- Directed by: Charles Saunders
- Written by: Brock Williams
- Produced by: Guido Coen
- Starring: Tom Drake William Hartnell Shirley Eaton
- Cinematography: Brendan J. Stafford
- Edited by: Tom Simpson
- Music by: Reg Owen Anthony Spurgin
- Production company: Fortress Film Productions
- Distributed by: Eros Films Astor Picture (US)
- Release date: 18 July 1957;
- Running time: 61 minutes
- Country: United Kingdom
- Language: English

= Date with Disaster =

1957 British film by Charles Saunders

Date with Disaster is a 1957 British second feature ('B') crime film directed by Charles Saunders and starring Tom Drake, William Hartnell and Shirley Eaton. It was written by Brock Williams. An innocent man becomes a suspect for a crime he did not commit.

== Plot ==
Miles is an honest car salesman, but his business partner Don and employee Ken are crooks. Don and Ken collude with professional criminal Tracey to break into a factory and steal £20,000 while Miles is away, using as their getaway vehicle a car they have "sold" to a fictitious buyer. Since Miles said he was away when the raid took place, the police suspect him as the perpetrator. When Don's behaviour becomes unpredictable, Ken kills him, takes his share of the loot, and kidnaps Miles's girlfriend Sue. Miles rescues Sue and clears his name.

== Cast ==
- Tom Drake as Miles
- William Hartnell as Tracey
- Shirley Eaton as Sue
- Maurice Kaufmann as Don
- Michael Golden as Inspector Matthews
- Richard Shaw as Ken
- Charles Brodie as Charlie
- Deidre Mayne as Judy
- Peter Fontaine as Sergeant Brace
- Robert Robinson as young man
- John Drake as Constable Wilson
- Robert J. Mooney as Sergeant
- Van Boolen as night watchman

==Production==
The film was made at Southall Studios in London. Location shooting took place around Southall and Chiswick. The film's sets were designed by the art director Herbert Smith.

== Critical reception ==
Monthly Film Bulletin said "A stereotypical and unremarkable small-scale thriller, with performances and direction adequate for the matter in hand."

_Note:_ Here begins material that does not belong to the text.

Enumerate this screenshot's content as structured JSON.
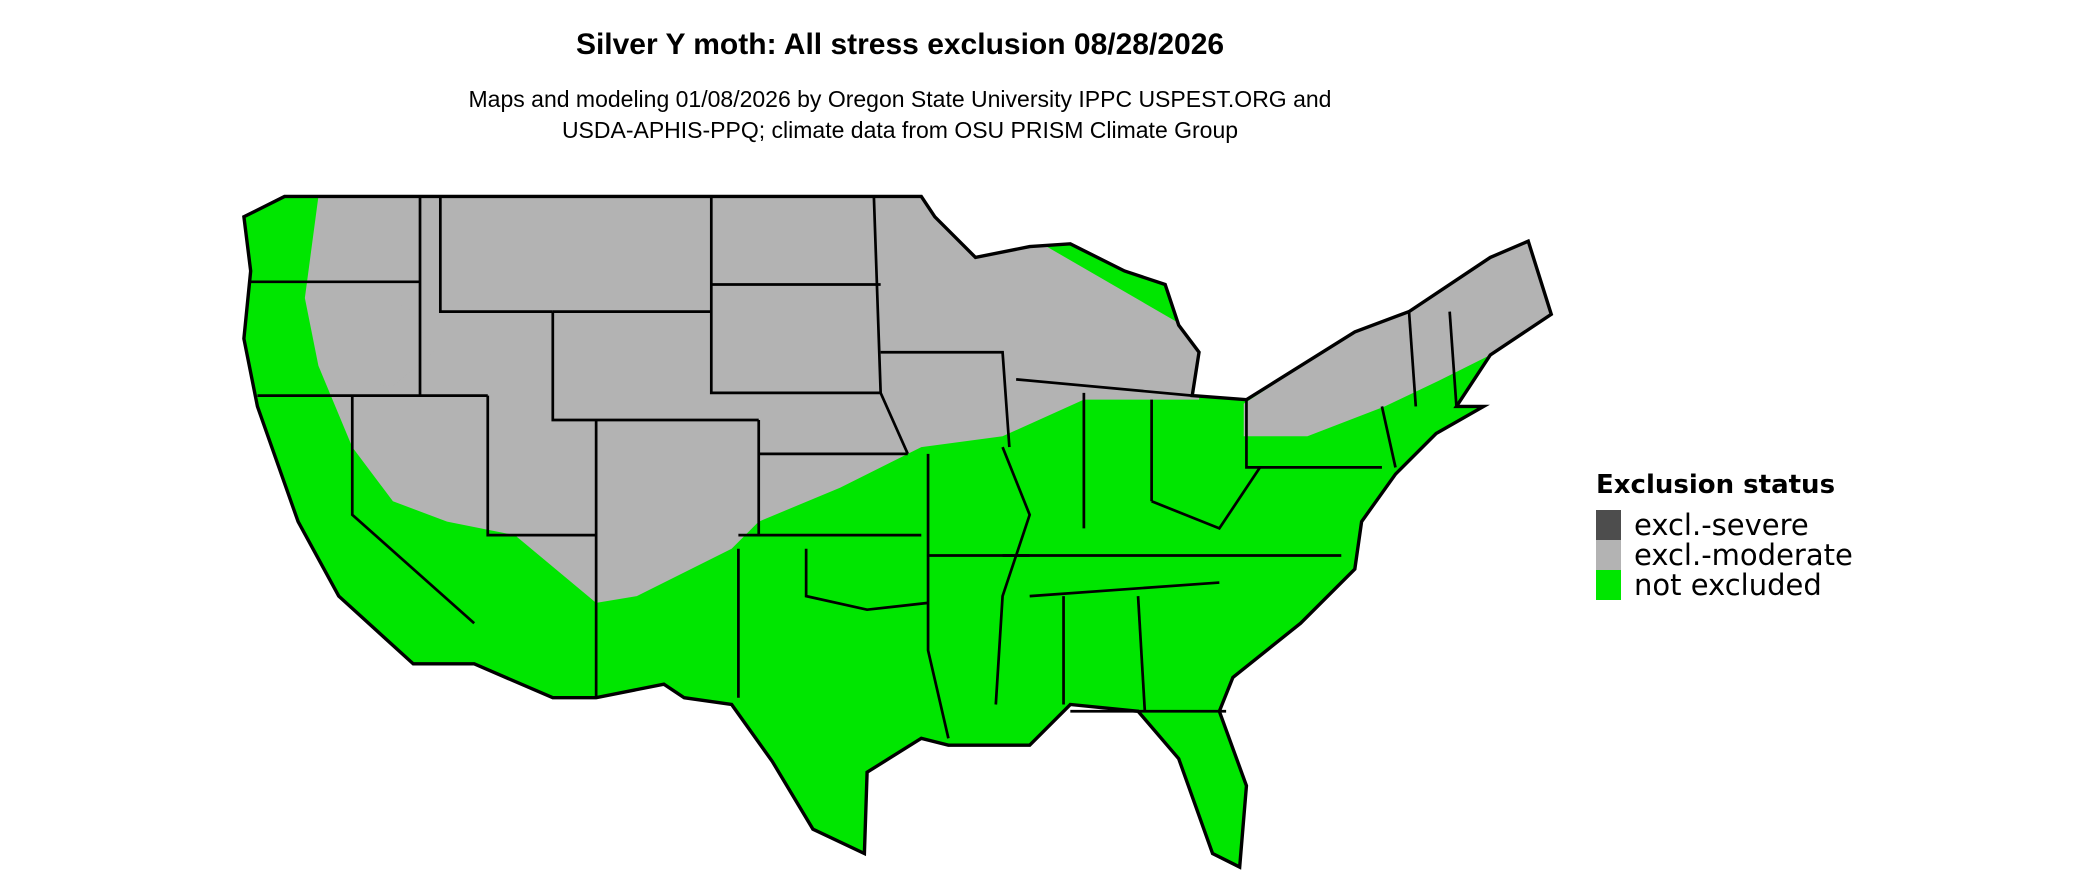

Kine Weekly wrote: "Taut, handy-sized crime melodrama. ... There is plenty of action and a spot of popular romance to offset the rough stuff and its shrewdly chosen players, headed by Tom Drake, the American star, easily meet all acting and physical demands. ... The picture quickly gets down to brass tacks and resolute acting and direction keep the interest held. Tom Drake registers as the stolid, no-nonsense Miles, Maurice Kaufmann and Richard Shaw convince as crooks Don and Ken, William Hartnell is responsible for a neat cameo as Tracy, and Shirley Eaton pleases as Sue. The interiors and exteriors are adequate, and the climax hectic."

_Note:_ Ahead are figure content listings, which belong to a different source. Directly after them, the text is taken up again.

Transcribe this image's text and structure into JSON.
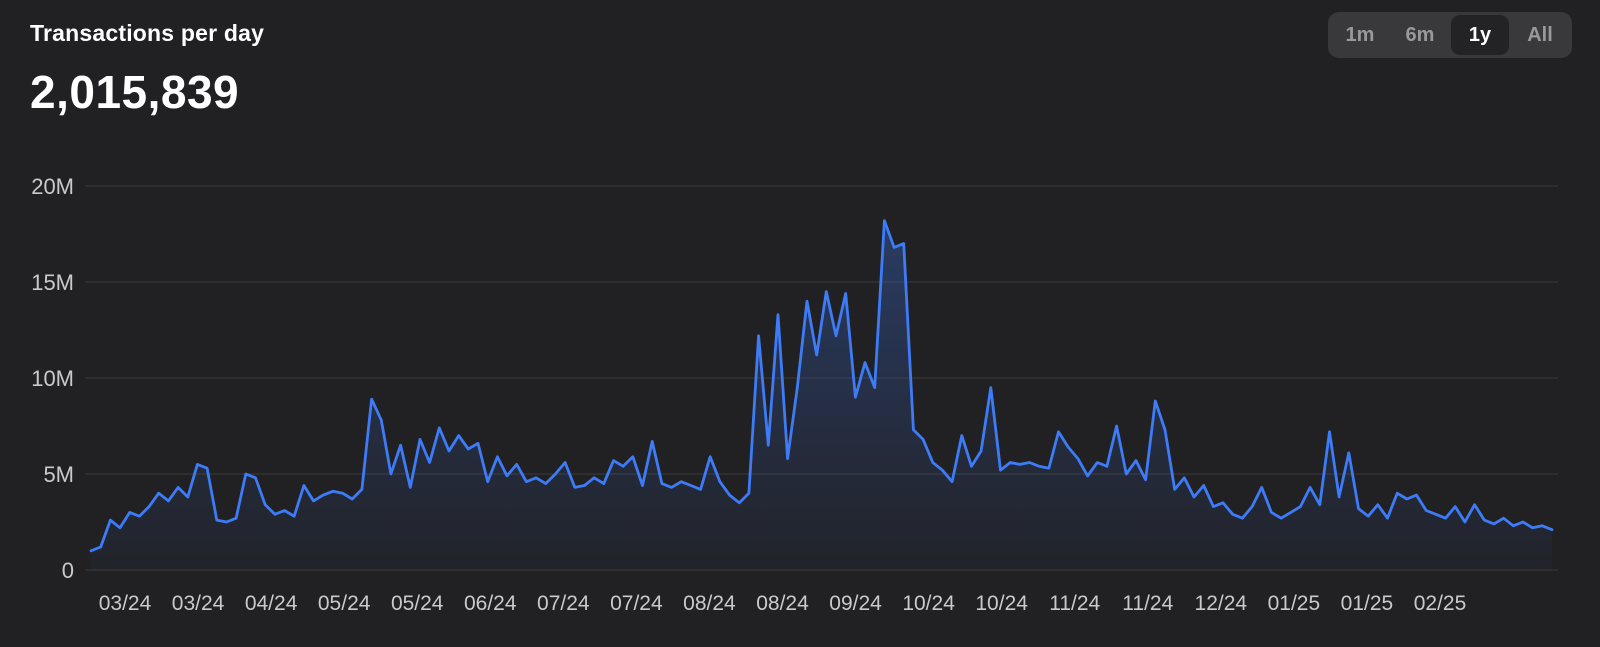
{
  "header": {
    "title": "Transactions per day",
    "current_value": "2,015,839"
  },
  "time_range": {
    "options": [
      {
        "label": "1m",
        "active": false
      },
      {
        "label": "6m",
        "active": false
      },
      {
        "label": "1y",
        "active": true
      },
      {
        "label": "All",
        "active": false
      }
    ]
  },
  "colors": {
    "background": "#212124",
    "accent_blue": "#3d7bf7",
    "grid": "#3a3a3d",
    "axis_text": "#c9c9ce",
    "segment_bg": "#39393c",
    "segment_active_bg": "#232325"
  },
  "chart_data": {
    "type": "area",
    "title": "Transactions per day",
    "unit": "millions",
    "ylim": [
      0,
      20
    ],
    "grid": "horizontal",
    "legend": "none",
    "yticks": [
      {
        "value": 0,
        "label": "0"
      },
      {
        "value": 5,
        "label": "5M"
      },
      {
        "value": 10,
        "label": "10M"
      },
      {
        "value": 15,
        "label": "15M"
      },
      {
        "value": 20,
        "label": "20M"
      }
    ],
    "xticks": [
      "03/24",
      "03/24",
      "04/24",
      "05/24",
      "05/24",
      "06/24",
      "07/24",
      "07/24",
      "08/24",
      "08/24",
      "09/24",
      "10/24",
      "10/24",
      "11/24",
      "11/24",
      "12/24",
      "01/25",
      "01/25",
      "02/25"
    ],
    "series": [
      {
        "name": "Transactions per day (millions)",
        "values": [
          1.0,
          1.2,
          2.6,
          2.2,
          3.0,
          2.8,
          3.3,
          4.0,
          3.6,
          4.3,
          3.8,
          5.5,
          5.3,
          2.6,
          2.5,
          2.7,
          5.0,
          4.8,
          3.4,
          2.9,
          3.1,
          2.8,
          4.4,
          3.6,
          3.9,
          4.1,
          4.0,
          3.7,
          4.2,
          8.9,
          7.8,
          5.0,
          6.5,
          4.3,
          6.8,
          5.6,
          7.4,
          6.2,
          7.0,
          6.3,
          6.6,
          4.6,
          5.9,
          4.9,
          5.5,
          4.6,
          4.8,
          4.5,
          5.0,
          5.6,
          4.3,
          4.4,
          4.8,
          4.5,
          5.7,
          5.4,
          5.9,
          4.4,
          6.7,
          4.5,
          4.3,
          4.6,
          4.4,
          4.2,
          5.9,
          4.6,
          3.9,
          3.5,
          4.0,
          12.2,
          6.5,
          13.3,
          5.8,
          9.5,
          14.0,
          11.2,
          14.5,
          12.2,
          14.4,
          9.0,
          10.8,
          9.5,
          18.2,
          16.8,
          17.0,
          7.3,
          6.8,
          5.6,
          5.2,
          4.6,
          7.0,
          5.4,
          6.2,
          9.5,
          5.2,
          5.6,
          5.5,
          5.6,
          5.4,
          5.3,
          7.2,
          6.4,
          5.8,
          4.9,
          5.6,
          5.4,
          7.5,
          5.0,
          5.7,
          4.7,
          8.8,
          7.3,
          4.2,
          4.8,
          3.8,
          4.4,
          3.3,
          3.5,
          2.9,
          2.7,
          3.3,
          4.3,
          3.0,
          2.7,
          3.0,
          3.3,
          4.3,
          3.4,
          7.2,
          3.8,
          6.1,
          3.2,
          2.8,
          3.4,
          2.7,
          4.0,
          3.7,
          3.9,
          3.1,
          2.9,
          2.7,
          3.3,
          2.5,
          3.4,
          2.6,
          2.4,
          2.7,
          2.3,
          2.5,
          2.2,
          2.3,
          2.1
        ]
      }
    ]
  }
}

Picturegoer wrote: "Thankfully, the leading roles are handled with all seriousness and stoutly retread its worn, but by no means 'down to the canvas,' plot."

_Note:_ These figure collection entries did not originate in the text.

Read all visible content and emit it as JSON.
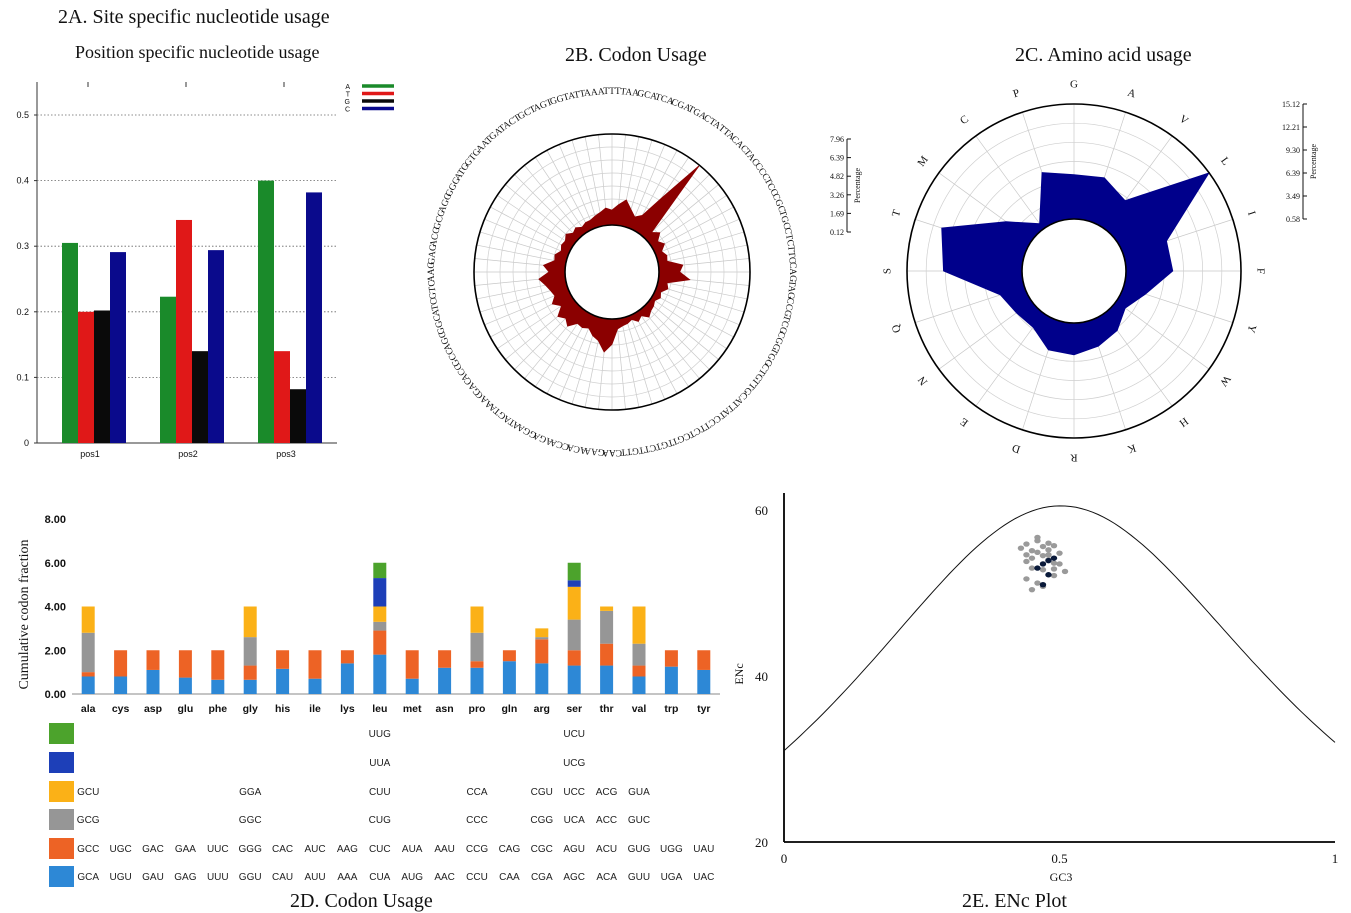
{
  "titles": {
    "a_main": "2A. Site specific nucleotide usage",
    "a_sub": "Position specific nucleotide usage",
    "b": "2B. Codon Usage",
    "c": "2C. Amino acid usage",
    "d": "2D. Codon Usage",
    "e": "2E. ENc Plot"
  },
  "colors": {
    "A": "#1a8a2a",
    "T": "#e01818",
    "G": "#0a0a0a",
    "C": "#0a0a8c",
    "rose_b": "#8b0000",
    "rose_c": "#00008b",
    "d_green": "#4ca32c",
    "d_blue": "#1d3fb8",
    "d_yellow": "#fbb117",
    "d_gray": "#969696",
    "d_orange": "#ed6325",
    "d_sky": "#2d88d6",
    "enc_gray": "#9a9a9a",
    "enc_dark": "#0a1a3a"
  },
  "chart_data": [
    {
      "id": "2A",
      "type": "bar",
      "title": "Position specific nucleotide usage",
      "categories": [
        "pos1",
        "pos2",
        "pos3"
      ],
      "series": [
        {
          "name": "A",
          "values": [
            0.305,
            0.223,
            0.4
          ]
        },
        {
          "name": "T",
          "values": [
            0.2,
            0.34,
            0.14
          ]
        },
        {
          "name": "G",
          "values": [
            0.202,
            0.14,
            0.082
          ]
        },
        {
          "name": "C",
          "values": [
            0.291,
            0.294,
            0.382
          ]
        }
      ],
      "yticks": [
        "0",
        "0.1",
        "0.2",
        "0.3",
        "0.4",
        "0.5"
      ],
      "ylim": [
        0,
        0.55
      ],
      "legend": "top-right",
      "grid": "dotted horizontal"
    },
    {
      "id": "2B",
      "type": "radar",
      "title": "Codon Usage",
      "scale_title": "Percentage",
      "scale_ticks": [
        "7.96",
        "6.39",
        "4.82",
        "3.26",
        "1.69",
        "0.12"
      ],
      "categories": [
        "TTT",
        "TAA",
        "GCA",
        "TCA",
        "CGA",
        "TGA",
        "CTA",
        "TTA",
        "CAC",
        "TAC",
        "CCC",
        "TCC",
        "CGC",
        "TGC",
        "CTC",
        "TTC",
        "CAG",
        "TAG",
        "CCG",
        "TCG",
        "CGG",
        "TGG",
        "CTG",
        "TTG",
        "CAT",
        "TAT",
        "CCT",
        "TCT",
        "CGT",
        "TGT",
        "CTT",
        "GTT",
        "CAA",
        "GAA",
        "ACA",
        "CCA",
        "AGA",
        "GGA",
        "ATA",
        "GTA",
        "AAC",
        "GAC",
        "ACC",
        "GCC",
        "AGC",
        "GGC",
        "ATC",
        "GTC",
        "AAG",
        "GAG",
        "ACG",
        "GCG",
        "AGG",
        "GGG",
        "ATG",
        "GTG",
        "AAT",
        "GAT",
        "ACT",
        "GCT",
        "AGT",
        "GGT",
        "ATT",
        "AAA"
      ],
      "values": [
        1.4,
        1.9,
        2.4,
        1.7,
        1.2,
        1.6,
        3.7,
        7.96,
        0.9,
        1.4,
        0.8,
        1.2,
        0.7,
        1.0,
        0.9,
        2.2,
        1.9,
        2.8,
        0.9,
        1.1,
        0.6,
        0.8,
        0.5,
        0.7,
        0.8,
        1.1,
        0.6,
        0.9,
        0.5,
        0.7,
        0.8,
        1.0,
        2.3,
        3.0,
        2.1,
        1.8,
        1.3,
        1.5,
        1.4,
        2.1,
        1.7,
        2.1,
        1.3,
        1.9,
        1.4,
        1.6,
        1.9,
        2.4,
        1.5,
        2.0,
        1.1,
        1.2,
        0.8,
        1.0,
        0.9,
        1.2,
        0.8,
        1.0,
        0.7,
        0.9,
        0.9,
        1.1,
        1.3,
        1.6
      ]
    },
    {
      "id": "2C",
      "type": "radar",
      "title": "Amino acid usage",
      "scale_title": "Percentage",
      "scale_ticks": [
        "15.12",
        "12.21",
        "9.30",
        "6.39",
        "3.49",
        "0.58"
      ],
      "categories": [
        "G",
        "A",
        "V",
        "L",
        "I",
        "F",
        "Y",
        "W",
        "H",
        "K",
        "R",
        "D",
        "E",
        "N",
        "Q",
        "S",
        "T",
        "M",
        "C",
        "P"
      ],
      "values": [
        6.2,
        6.4,
        5.0,
        15.12,
        6.3,
        6.5,
        3.5,
        2.0,
        3.3,
        4.0,
        4.6,
        4.5,
        2.8,
        3.0,
        3.8,
        10.5,
        11.6,
        4.6,
        1.4,
        7.1
      ]
    },
    {
      "id": "2D",
      "type": "bar",
      "stacked": true,
      "ylabel": "Cumulative codon fraction",
      "yticks": [
        "0.00",
        "2.00",
        "4.00",
        "6.00",
        "8.00"
      ],
      "ylim": [
        0,
        8
      ],
      "categories": [
        "ala",
        "cys",
        "asp",
        "glu",
        "phe",
        "gly",
        "his",
        "ile",
        "lys",
        "leu",
        "met",
        "asn",
        "pro",
        "gln",
        "arg",
        "ser",
        "thr",
        "val",
        "trp",
        "tyr"
      ],
      "series": [
        {
          "name": "row6",
          "values": [
            0.8,
            0.8,
            1.1,
            0.75,
            0.65,
            0.65,
            1.15,
            0.7,
            1.4,
            1.8,
            0.7,
            1.2,
            1.2,
            1.5,
            1.4,
            1.3,
            1.3,
            0.8,
            1.25,
            1.1
          ]
        },
        {
          "name": "row5",
          "values": [
            0.2,
            1.2,
            0.9,
            1.25,
            1.35,
            0.65,
            0.85,
            1.3,
            0.6,
            1.1,
            1.3,
            0.8,
            0.3,
            0.5,
            1.1,
            0.7,
            1.0,
            0.5,
            0.75,
            0.9
          ]
        },
        {
          "name": "row4",
          "values": [
            1.8,
            0,
            0,
            0,
            0,
            1.3,
            0,
            0,
            0,
            0.4,
            0,
            0,
            1.3,
            0,
            0.1,
            1.4,
            1.5,
            1.0,
            0,
            0
          ]
        },
        {
          "name": "row3",
          "values": [
            1.2,
            0,
            0,
            0,
            0,
            1.4,
            0,
            0,
            0,
            0.7,
            0,
            0,
            1.2,
            0,
            0.4,
            1.5,
            0.2,
            1.7,
            0,
            0
          ]
        },
        {
          "name": "row2",
          "values": [
            0,
            0,
            0,
            0,
            0,
            0,
            0,
            0,
            0,
            1.3,
            0,
            0,
            0,
            0,
            0,
            0.3,
            0,
            0,
            0,
            0
          ]
        },
        {
          "name": "row1",
          "values": [
            0,
            0,
            0,
            0,
            0,
            0,
            0,
            0,
            0,
            0.7,
            0,
            0,
            0,
            0,
            0,
            0.8,
            0,
            0,
            0,
            0
          ]
        }
      ],
      "codon_rows": [
        [
          "",
          "",
          "",
          "",
          "",
          "",
          "",
          "",
          "",
          "UUG",
          "",
          "",
          "",
          "",
          "",
          "UCU",
          "",
          "",
          "",
          ""
        ],
        [
          "",
          "",
          "",
          "",
          "",
          "",
          "",
          "",
          "",
          "UUA",
          "",
          "",
          "",
          "",
          "",
          "UCG",
          "",
          "",
          "",
          ""
        ],
        [
          "GCU",
          "",
          "",
          "",
          "",
          "GGA",
          "",
          "",
          "",
          "CUU",
          "",
          "",
          "CCA",
          "",
          "CGU",
          "UCC",
          "ACG",
          "GUA",
          "",
          ""
        ],
        [
          "GCG",
          "",
          "",
          "",
          "",
          "GGC",
          "",
          "",
          "",
          "CUG",
          "",
          "",
          "CCC",
          "",
          "CGG",
          "UCA",
          "ACC",
          "GUC",
          "",
          ""
        ],
        [
          "GCC",
          "UGC",
          "GAC",
          "GAA",
          "UUC",
          "GGG",
          "CAC",
          "AUC",
          "AAG",
          "CUC",
          "AUA",
          "AAU",
          "CCG",
          "CAG",
          "CGC",
          "AGU",
          "ACU",
          "GUG",
          "UGG",
          "UAU"
        ],
        [
          "GCA",
          "UGU",
          "GAU",
          "GAG",
          "UUU",
          "GGU",
          "CAU",
          "AUU",
          "AAA",
          "CUA",
          "AUG",
          "AAC",
          "CCU",
          "CAA",
          "CGA",
          "AGC",
          "ACA",
          "GUU",
          "UGA",
          "UAC"
        ]
      ]
    },
    {
      "id": "2E",
      "type": "scatter",
      "xlabel": "GC3",
      "ylabel": "ENc",
      "xticks": [
        "0",
        "0.5",
        "1"
      ],
      "yticks": [
        "20",
        "40",
        "60"
      ],
      "xlim": [
        0,
        1
      ],
      "ylim": [
        20,
        62
      ],
      "curve": "expected ENc = 2 + s + 29/(s^2 + (1-s)^2)",
      "points_gray": [
        [
          0.43,
          55.4
        ],
        [
          0.44,
          55.9
        ],
        [
          0.45,
          55.1
        ],
        [
          0.46,
          56.3
        ],
        [
          0.47,
          55.6
        ],
        [
          0.48,
          55.2
        ],
        [
          0.49,
          55.7
        ],
        [
          0.44,
          54.6
        ],
        [
          0.45,
          54.2
        ],
        [
          0.46,
          54.9
        ],
        [
          0.47,
          54.5
        ],
        [
          0.48,
          54.0
        ],
        [
          0.49,
          53.6
        ],
        [
          0.5,
          54.8
        ],
        [
          0.5,
          53.5
        ],
        [
          0.45,
          53.0
        ],
        [
          0.47,
          52.8
        ],
        [
          0.49,
          52.1
        ],
        [
          0.51,
          52.6
        ],
        [
          0.44,
          51.7
        ],
        [
          0.46,
          51.2
        ],
        [
          0.45,
          50.4
        ],
        [
          0.47,
          50.8
        ],
        [
          0.48,
          56.0
        ],
        [
          0.46,
          56.7
        ],
        [
          0.44,
          53.8
        ],
        [
          0.48,
          54.6
        ],
        [
          0.49,
          52.9
        ]
      ],
      "points_dark": [
        [
          0.46,
          53.0
        ],
        [
          0.47,
          53.5
        ],
        [
          0.48,
          53.9
        ],
        [
          0.49,
          54.2
        ],
        [
          0.47,
          51.0
        ],
        [
          0.48,
          52.2
        ]
      ]
    }
  ]
}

The Daily Film Renter wrote: "The photography is creditable and performances competent, apart from a tendency at times to overact. Pace ambles into a easy allegro and never quite reaches crescendo and there is a lack of development."

In British Sound Films: The Studio Years 1928–1959 David Quinlan rated the film as "mediocre", writing: "Follows a well-worn path."

The Cinema described it as "a very useful co-feature ... capable direction and well-handled suspense."